Bad
Provokation Richtung Kloster Banz

SPD hat bei Herbstklausur einen CSU-Feind zu Gast Rinderspacher warnt vor einem autoritären Bayern

21.09.2016 | Stand 02.12.2020, 19:17 Uhr

Bad Aibling (DK) Die SPD hat sich mit Luxemburgs Außenminister Jean Asselborn einen der derzeitigen CSU-Lieblingsfeinde zur Klausur eingeladen. Der nimmt statt der Staatsregierung zwar lieber die Osteuropäer ins Visier, an Kritik an der CSU mangelt es in Bad Aibling aber dennoch nicht.

Die CSU hat in diesem Jahr bei ihrer Herbstklausur auf Provokationen verzichtet - zumindest, was die Auswahl ihrer Gäste anbelangt. CDU-Politiker und Behördenchefs statten der Fraktion Besuche ab. Aufsehenerregende Personalien wie Ungarns Ministerpräsident Viktor Orban oder der damalige britische Premier David Cameron, die bei zurückliegenden CSU-Tagungen dabei waren, suchte man diesmal vergebens auf der Gästeliste.

Für provokante Einladungen fühlte sich diesmal die SPD zuständig. So muss es zumindest aus Sicht der CSU aussehen.
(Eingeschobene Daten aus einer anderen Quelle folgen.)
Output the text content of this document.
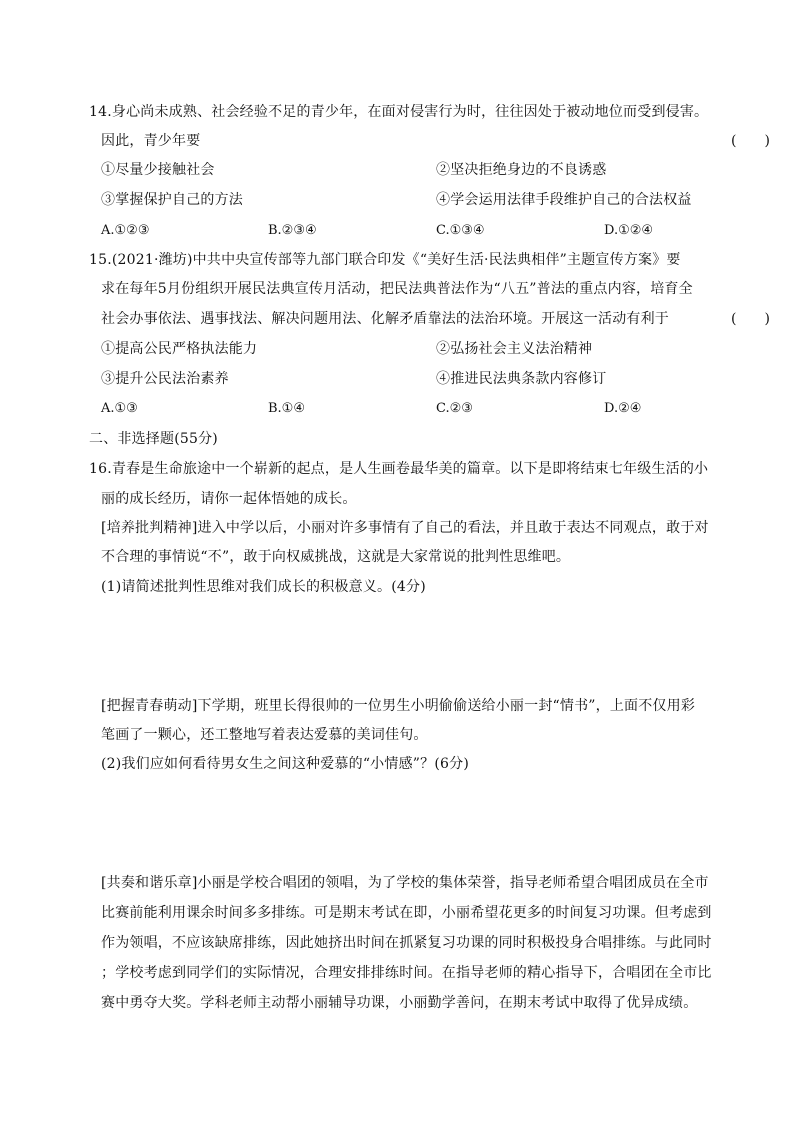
14.身心尚未成熟、社会经验不足的青少年，在面对侵害行为时，往往因处于被动地位而受到侵害。
因此，青少年要	(　　)
①尽量少接触社会	②坚决拒绝身边的不良诱惑
③掌握保护自己的方法	④学会运用法律手段维护自己的合法权益
A.①②③	B.②③④	C.①③④	D.①②④
15.(2021·潍坊)中共中央宣传部等九部门联合印发《“美好生活·民法典相伴”主题宣传方案》要
求在每年5月份组织开展民法典宣传月活动，把民法典普法作为“八五”普法的重点内容，培育全
社会办事依法、遇事找法、解决问题用法、化解矛盾靠法的法治环境。开展这一活动有利于	(　　)
①提高公民严格执法能力	②弘扬社会主义法治精神
③提升公民法治素养	④推进民法典条款内容修订
A.①③	B.①④	C.②③	D.②④
二、非选择题(55分)
16.青春是生命旅途中一个崭新的起点，是人生画卷最华美的篇章。以下是即将结束七年级生活的小
丽的成长经历，请你一起体悟她的成长。
[培养批判精神]进入中学以后，小丽对许多事情有了自己的看法，并且敢于表达不同观点，敢于对
不合理的事情说“不”，敢于向权威挑战，这就是大家常说的批判性思维吧。
(1)请简述批判性思维对我们成长的积极意义。(4分)
[把握青春萌动]下学期，班里长得很帅的一位男生小明偷偷送给小丽一封“情书”，上面不仅用彩
笔画了一颗心，还工整地写着表达爱慕的美词佳句。
(2)我们应如何看待男女生之间这种爱慕的“小情感”？(6分)
[共奏和谐乐章]小丽是学校合唱团的领唱，为了学校的集体荣誉，指导老师希望合唱团成员在全市
比赛前能利用课余时间多多排练。可是期末考试在即，小丽希望花更多的时间复习功课。但考虑到
作为领唱，不应该缺席排练，因此她挤出时间在抓紧复习功课的同时积极投身合唱排练。与此同时
；学校考虑到同学们的实际情况，合理安排排练时间。在指导老师的精心指导下，合唱团在全市比
赛中勇夺大奖。学科老师主动帮小丽辅导功课，小丽勤学善问，在期末考试中取得了优异成绩。
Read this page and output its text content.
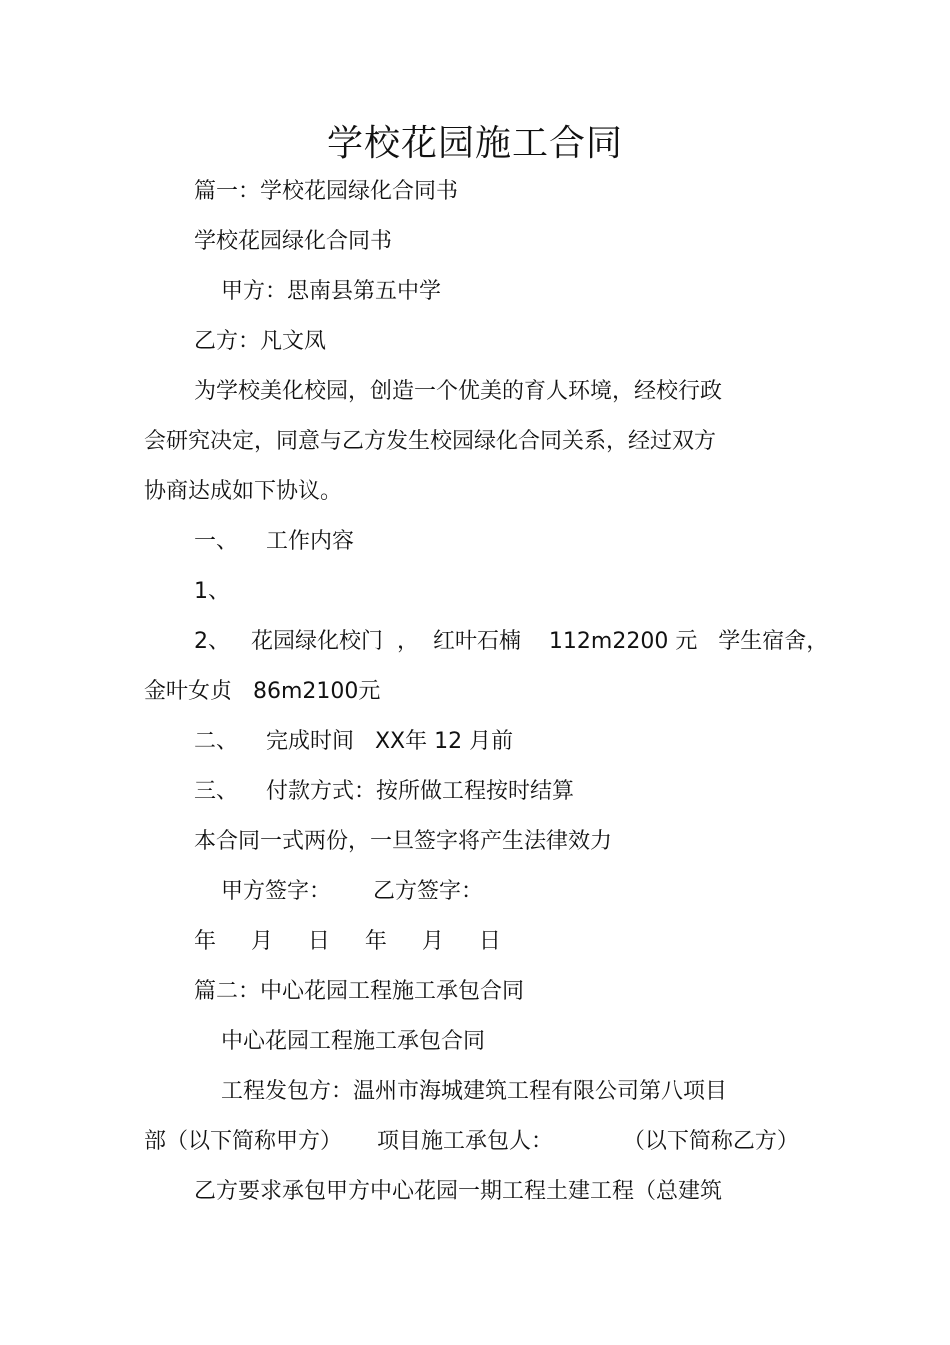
学校花园施工合同

篇一：学校花园绿化合同书

学校花园绿化合同书

甲方：思南县第五中学

乙方：凡文凤

为学校美化校园，创造一个优美的育人环境，经校行政

会研究决定，同意与乙方发生校园绿化合同关系，经过双方

协商达成如下协议。

一、    工作内容

1、

2、   花园绿化校门  ，  红叶石楠    112m2200 元   学生宿舍，

金叶女贞   86m2100元

二、    完成时间   XX年 12 月前

三、    付款方式：按所做工程按时结算

本合同一式两份，一旦签字将产生法律效力

甲方签字：      乙方签字：

年     月     日     年     月     日

篇二：中心花园工程施工承包合同

中心花园工程施工承包合同

工程发包方：温州市海城建筑工程有限公司第八项目

部（以下简称甲方）     项目施工承包人：          （以下简称乙方）

乙方要求承包甲方中心花园一期工程土建工程（总建筑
Denn kaum einer sorgt bei den Christsozialen derzeit für so viel Kopfschütteln wie der luxemburgische Außenminister Jean Asselborn mit seinen Äußerungen zu einem EU-Rausschmiss Ungarns oder zur türkischen Visafreiheit.

Dass Asselborn gestern bei der SPD-Klausur in Bad Aibling zu Gast war, wollte Fraktionschef Markus Rinderspacher dann auch genau so verstanden wissen: als klaren Kontrapunkt zu den früheren CSU-Gästen. Asselborn stehe für ein Europa der Werte. Die CSU schlage dagegen einen Weg der Renationalisierung ein. Das Hofieren von "Europazerstörern" wie Orban, Putin oder Cameron "war schädlich für Bayern", kritisierte Rinderspacher. Ministerpräsident Horst Seehofer (CSU) wolle nicht, dass Deutschland Deutschland bleibe. "Die CSU möchte aus Deutschland und Bayern ein anderes Land machen, nämlich ein autoritäres, nationalkonservatives Land", erklärte der SPD-Fraktionsvorsitzende. Seehofer übernehme kritiklos "kulturkämpferische Rhetorik" aus Ungarn und Polen und Ideen wie Attacken auf die beiden öffentlich-rechtlichen Rundfunkanstalten, die Seehofer zusammenlegen will.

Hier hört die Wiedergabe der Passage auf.